Trump trionfa, ma la Casa Bianca si allontana
Il trionfo scontato di Trump nel dibattito di ieri con Biden è stato salutato dai suoi fans come una vittoria definitiva, quasi che dopo ieri la presidenza sia a portata di mano. In realtà, è esattamente il contrario.
Se prima di ieri l’insediamento di Trump alla Casa apparteneva a un destino manifesto data la senescenza del suo competitor, da ieri è molto, molto più incerta. La camarilla dell’establishment democratico per esautorare Biden dalla corsa, da manovra sotterranea, è diventata uno tsunami. Davvero arduo che possa arginarla.
Il “panico” democratico
Basta scorrere i titoli del New York Times online – media di riferimento del partito democratico – subito dopo il dibattito: “I democratici parlano di sostituire Biden nel ticket”; “‘È spaventoso’. Gli elettori hanno espresso preoccupazione per le difficoltà del presidente Biden”; “‘Dio ci aiuti’: 12 scrittori valutano la performance di Biden al primo dibattito presidenziale”; “Joe Biden è un brav’uomo e un buon presidente. Deve ritirarsi dalla corsa”; “Biden non può continuare così”; “Sento una forte ansia da parte dei democratici per la performance di Biden nel dibattito”… e sono solo le prime bordate. Un profluvio di articoli che interpella, quasi che la campagna fosse preparata.

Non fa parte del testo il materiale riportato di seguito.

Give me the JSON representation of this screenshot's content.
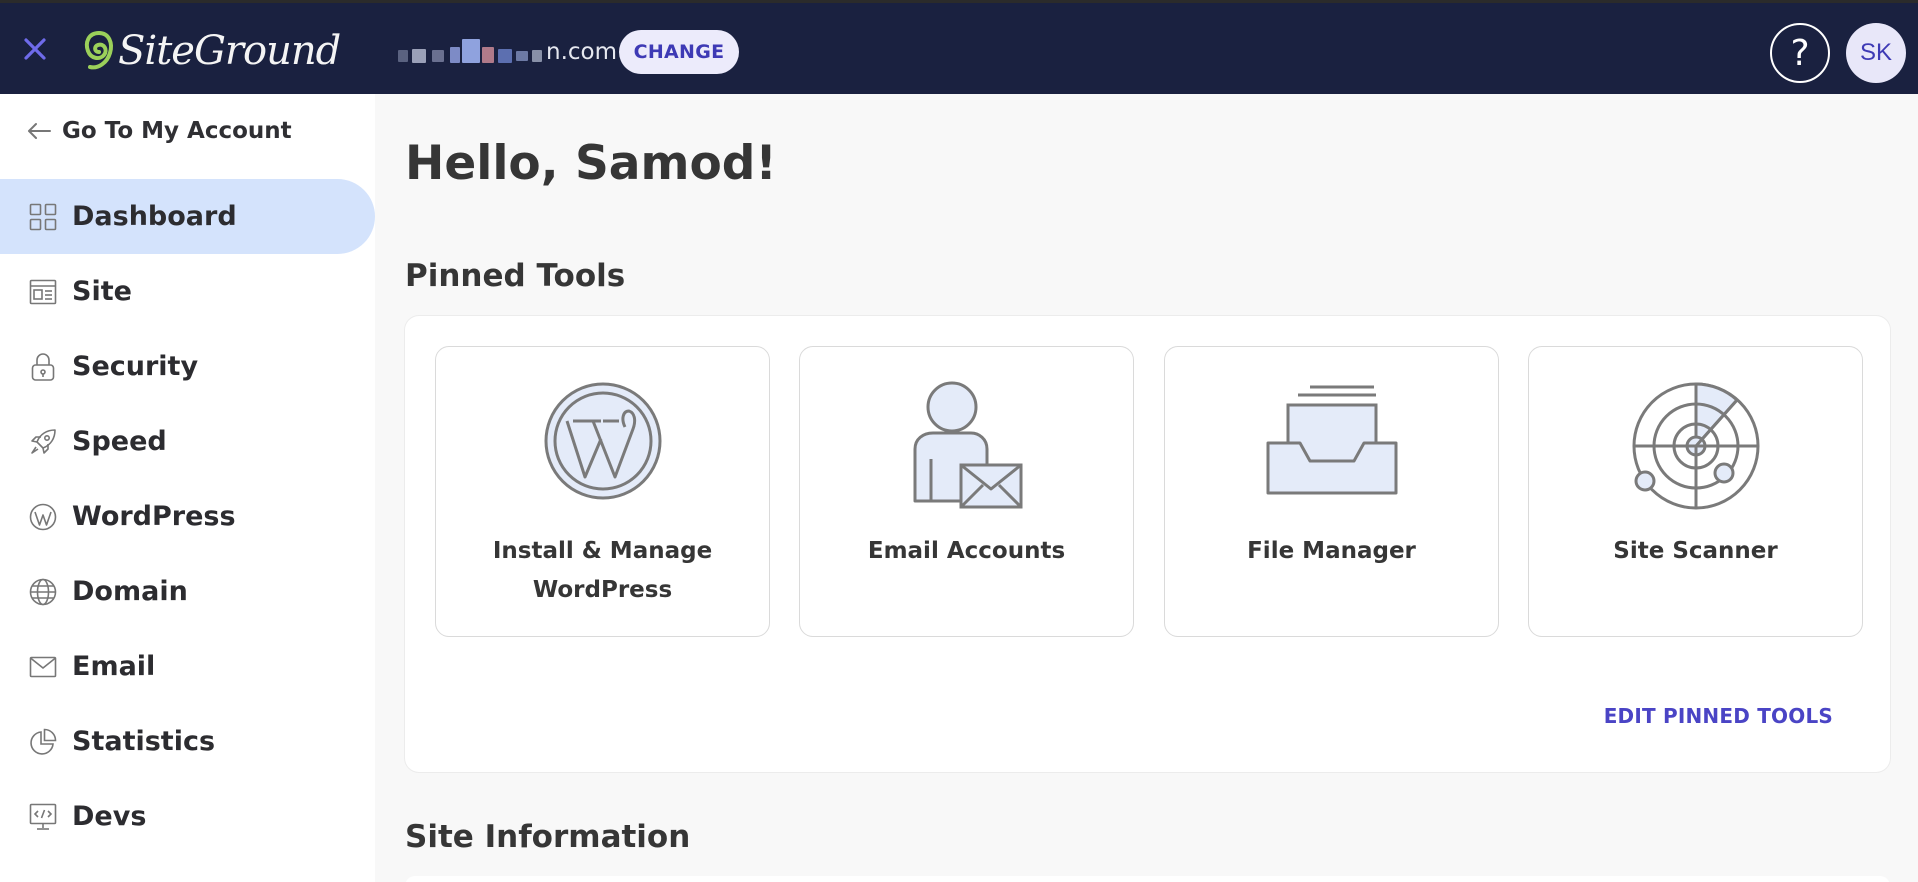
{
  "colors": {
    "topbar": "#1a2140",
    "accent": "#4a44c5",
    "active_nav": "#d4e3fc",
    "logo_green": "#9bd05a"
  },
  "header": {
    "close_icon": "close-icon",
    "logo_text": "SiteGround",
    "domain_suffix": "n.com",
    "change_label": "CHANGE",
    "help_label": "?",
    "avatar_initials": "SK"
  },
  "sidebar": {
    "back_label": "Go To My Account",
    "items": [
      {
        "label": "Dashboard",
        "icon": "grid-icon",
        "active": true
      },
      {
        "label": "Site",
        "icon": "site-icon"
      },
      {
        "label": "Security",
        "icon": "lock-icon"
      },
      {
        "label": "Speed",
        "icon": "rocket-icon"
      },
      {
        "label": "WordPress",
        "icon": "wordpress-icon"
      },
      {
        "label": "Domain",
        "icon": "globe-icon"
      },
      {
        "label": "Email",
        "icon": "envelope-icon"
      },
      {
        "label": "Statistics",
        "icon": "pie-chart-icon"
      },
      {
        "label": "Devs",
        "icon": "code-icon"
      }
    ]
  },
  "main": {
    "greeting": "Hello, Samod!",
    "pinned_title": "Pinned Tools",
    "tools": [
      {
        "label_line1": "Install & Manage",
        "label_line2": "WordPress",
        "icon": "wordpress-icon"
      },
      {
        "label_line1": "Email Accounts",
        "icon": "email-accounts-icon"
      },
      {
        "label_line1": "File Manager",
        "icon": "file-tray-icon"
      },
      {
        "label_line1": "Site Scanner",
        "icon": "radar-icon"
      }
    ],
    "edit_pinned_label": "EDIT PINNED TOOLS",
    "site_info_title": "Site Information"
  }
}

La marea continuerà a montare e tra il 19 al 22 agosto, alla Convention del partito, sede in cui dovrebbe, o meglio avrebbe dovuto, essere ufficializzata la candidatura di Biden, la leadership democratica formalizzerà la scelta di un altro candidato. Una figura non eletta, ma nominata.
Le alternative
Ormai collassate le quotazioni dell’inutile vice Kamala Harris (ironico ricordare l’enfasi iniziale sull’amministrazione Biden-Harris), mentre controverse sono anche le possibilità di Gavin Newson, personaggio caro all’élite, dal momento che, quando stava per essere lanciato in alternativa a Biden, il Los Angeles Times ha pubblicato un sondaggio che ne rilevava in calo i consensi persino nella California di cui è governatore.
E poi c’è il problema della moglie ex regista, caduta nella rete del guru di Hollywood Harvey Weinstein. Certo, anche lei, come altre attrici, ha affermato di essere stata costretta a subirne le avances, ma nelle feroci campagne elettorali americane certe vischiosità sono oro per i detrattori.

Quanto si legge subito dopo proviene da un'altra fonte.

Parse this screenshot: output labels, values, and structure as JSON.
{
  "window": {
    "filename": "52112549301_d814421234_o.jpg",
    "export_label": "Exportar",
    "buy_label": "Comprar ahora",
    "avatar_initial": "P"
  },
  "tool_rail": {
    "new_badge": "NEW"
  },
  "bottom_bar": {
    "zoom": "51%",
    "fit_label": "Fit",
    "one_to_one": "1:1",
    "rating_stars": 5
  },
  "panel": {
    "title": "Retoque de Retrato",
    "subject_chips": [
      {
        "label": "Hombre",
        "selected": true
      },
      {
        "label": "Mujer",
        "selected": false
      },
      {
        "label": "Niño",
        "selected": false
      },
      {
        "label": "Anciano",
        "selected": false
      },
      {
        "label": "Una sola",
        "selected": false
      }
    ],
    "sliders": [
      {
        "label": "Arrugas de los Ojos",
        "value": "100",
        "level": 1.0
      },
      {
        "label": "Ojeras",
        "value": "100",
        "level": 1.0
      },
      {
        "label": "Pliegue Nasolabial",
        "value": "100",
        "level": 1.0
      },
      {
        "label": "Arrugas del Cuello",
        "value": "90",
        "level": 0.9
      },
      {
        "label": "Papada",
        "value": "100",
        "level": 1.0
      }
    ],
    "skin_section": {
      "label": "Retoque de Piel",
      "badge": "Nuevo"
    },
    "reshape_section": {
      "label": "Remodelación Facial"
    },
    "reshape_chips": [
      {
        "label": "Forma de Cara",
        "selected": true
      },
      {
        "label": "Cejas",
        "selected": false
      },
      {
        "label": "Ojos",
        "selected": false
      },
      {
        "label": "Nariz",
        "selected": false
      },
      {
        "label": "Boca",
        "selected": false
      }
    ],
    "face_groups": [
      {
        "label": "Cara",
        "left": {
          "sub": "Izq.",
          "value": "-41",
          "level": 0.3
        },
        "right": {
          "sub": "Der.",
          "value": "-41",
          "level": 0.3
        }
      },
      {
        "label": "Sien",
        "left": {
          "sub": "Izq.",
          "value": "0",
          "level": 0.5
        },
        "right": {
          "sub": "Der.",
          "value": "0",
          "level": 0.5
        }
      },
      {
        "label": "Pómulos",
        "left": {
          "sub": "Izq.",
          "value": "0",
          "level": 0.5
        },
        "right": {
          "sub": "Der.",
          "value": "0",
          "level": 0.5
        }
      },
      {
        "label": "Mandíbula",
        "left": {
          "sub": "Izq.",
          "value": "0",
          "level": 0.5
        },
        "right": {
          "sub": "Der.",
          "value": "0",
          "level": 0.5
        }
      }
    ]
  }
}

C’è, infine, la sempreverde Michelle Obama, ma ogni volta che il suo nome viene evocato le succede qualcosa di spiacevole che le fa declinare l’offerta. La leadership democratica, in asse con i neocon repubblicani, non vuole un altro Obama, al quale rimprovera i tradimenti – incancellabili – dell’accordo sul nucleare iraniano e del mancato attacco alla Siria. Infine, resta difficile un ritorno della Clinton, troppo invisa alla sinistra del partito. Sarebbe una scelta divisiva in un momento in cui si richiede il massimo dell’unità.

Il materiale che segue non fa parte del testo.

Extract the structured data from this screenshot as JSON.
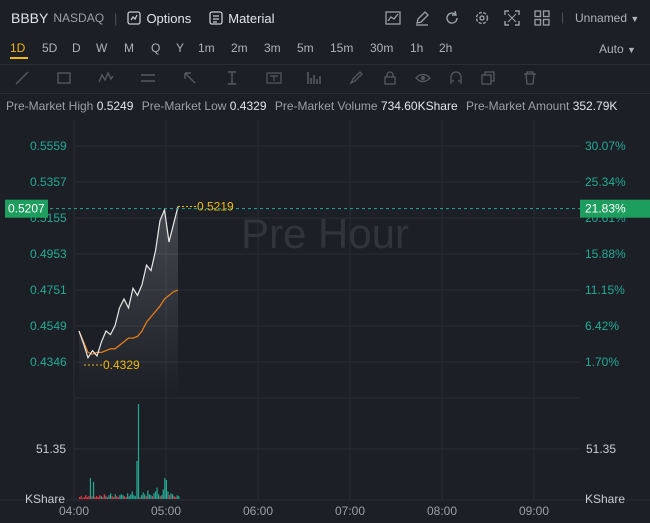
{
  "header": {
    "ticker": "BBBY",
    "exchange": "NASDAQ",
    "options_label": "Options",
    "material_label": "Material",
    "layout_name": "Unnamed",
    "icons": [
      "line-chart-icon",
      "edit-icon",
      "refresh-icon",
      "settings-icon",
      "expand-icon",
      "grid-icon"
    ]
  },
  "timeframes": [
    "1D",
    "5D",
    "D",
    "W",
    "M",
    "Q",
    "Y",
    "1m",
    "2m",
    "3m",
    "5m",
    "15m",
    "30m",
    "1h",
    "2h"
  ],
  "active_timeframe": "1D",
  "scale_mode": "Auto",
  "drawing_tools": [
    "trend-line-icon",
    "rectangle-icon",
    "wave-icon",
    "horizontal-line-icon",
    "arrow-icon",
    "vertical-line-icon",
    "text-icon",
    "volume-profile-icon",
    "brush-icon",
    "lock-icon",
    "eye-icon",
    "magnet-icon",
    "copy-icon",
    "trash-icon"
  ],
  "stats": {
    "pre_high_label": "Pre-Market High",
    "pre_high": "0.5249",
    "pre_low_label": "Pre-Market Low",
    "pre_low": "0.4329",
    "pre_volume_label": "Pre-Market Volume",
    "pre_volume": "734.60KShare",
    "pre_amount_label": "Pre-Market Amount",
    "pre_amount": "352.79K"
  },
  "watermark": "Pre Hour",
  "colors": {
    "up": "#22ab94",
    "down": "#f23645",
    "accent": "#f0b90b",
    "avg": "#e07b1a",
    "price_tag": "#1e9e5e"
  },
  "chart_data": {
    "type": "line",
    "x_ticks": [
      "04:00",
      "05:00",
      "06:00",
      "07:00",
      "08:00",
      "09:00"
    ],
    "y_ticks": [
      "0.5559",
      "0.5357",
      "0.5155",
      "0.4953",
      "0.4751",
      "0.4549",
      "0.4346"
    ],
    "pct_ticks": [
      "30.07%",
      "25.34%",
      "20.61%",
      "15.88%",
      "11.15%",
      "6.42%",
      "1.70%"
    ],
    "ylim": [
      0.4346,
      0.5559
    ],
    "current_price": "0.5207",
    "current_pct": "21.83%",
    "high_marker": "0.5219",
    "low_marker": "0.4329",
    "volume_label": "51.35",
    "volume_unit": "KShare",
    "series": [
      {
        "values": [
          0.452,
          0.445,
          0.437,
          0.441,
          0.438,
          0.446,
          0.452,
          0.45,
          0.455,
          0.465,
          0.47,
          0.465,
          0.476,
          0.472,
          0.478,
          0.489,
          0.486,
          0.497,
          0.514,
          0.52,
          0.502,
          0.512,
          0.5219
        ]
      },
      {
        "values": [
          0.452,
          0.446,
          0.44,
          0.439,
          0.44,
          0.44,
          0.441,
          0.442,
          0.442,
          0.444,
          0.446,
          0.448,
          0.448,
          0.449,
          0.452,
          0.457,
          0.46,
          0.463,
          0.466,
          0.47,
          0.472,
          0.474,
          0.475
        ]
      }
    ],
    "volume": [
      2,
      3,
      1,
      2,
      4,
      2,
      3,
      22,
      3,
      18,
      2,
      3,
      2,
      4,
      3,
      2,
      5,
      3,
      2,
      4,
      6,
      3,
      2,
      5,
      3,
      2,
      4,
      5,
      4,
      3,
      2,
      6,
      3,
      5,
      8,
      4,
      3,
      40,
      100,
      2,
      4,
      7,
      5,
      3,
      9,
      5,
      4,
      3,
      6,
      8,
      12,
      5,
      3,
      4,
      10,
      22,
      20,
      8,
      4,
      6,
      5,
      3,
      2,
      4,
      3
    ],
    "volume_up": [
      0,
      0,
      0,
      0,
      0,
      0,
      0,
      1,
      0,
      1,
      0,
      0,
      0,
      0,
      1,
      0,
      0,
      1,
      0,
      1,
      1,
      0,
      0,
      1,
      0,
      0,
      1,
      1,
      1,
      0,
      0,
      1,
      1,
      1,
      1,
      1,
      1,
      1,
      1,
      0,
      1,
      1,
      1,
      0,
      1,
      1,
      1,
      0,
      1,
      1,
      1,
      1,
      0,
      1,
      1,
      1,
      1,
      1,
      0,
      1,
      1,
      0,
      0,
      1,
      1
    ]
  }
}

Detto questo, pur restando residuali possibilità per le figure evocate, c’è un ampio parterre nel quale la leadership democratica può rinvenire la sua risorsa last minute. Anche perché le perplessità pregresse, che suonavano un po’ come “meglio il senescente Biden di questo sconosciuto”, ora sono cadute.
Contro Trump serve un “cartonato presentabile”
E la parola d’ordine attuale è “meglio un cartonato che Biden”. Si tratterà, dunque di trovare un cartonato presentabile e qualcuno uscirà fuori. Spetterà poi ai media mainstream raccontare come l’uomo nuovo sia riuscito nell’intento di galvanizzare l’elettorato di riferimento, alimentando, in parallelo, la campagna alzo zero contro Balzebù-Trump.
Detto questo, era da tempo che i più lucidi sostenitori di Trump allarmavano circa un cambio di cavallo della parte avversa. Certo, ora non possono che sottolineare il trionfo del loro beniamino, ma sanno benissimo che la vera campagna elettorale deve ancora iniziare. E non sarà altrettanto in discesa.
Quanto a Biden, aveva stretto un patto col diavolo, certo che il placet all’escalation a Gaza e in Ucraina gli avrebbero consentito di arrivare se non vegeto, almeno vivo all’appuntamento fatidico. Ha forzato, affidandosi a circoli dei quali pure gli era nota l’inaffidabilità, e nei confronti della biologia, che lo condannava.
Così lo sfacelo di Gaza e dell’Ucraina resteranno a perenne memoria della sua tragica sfida al destino.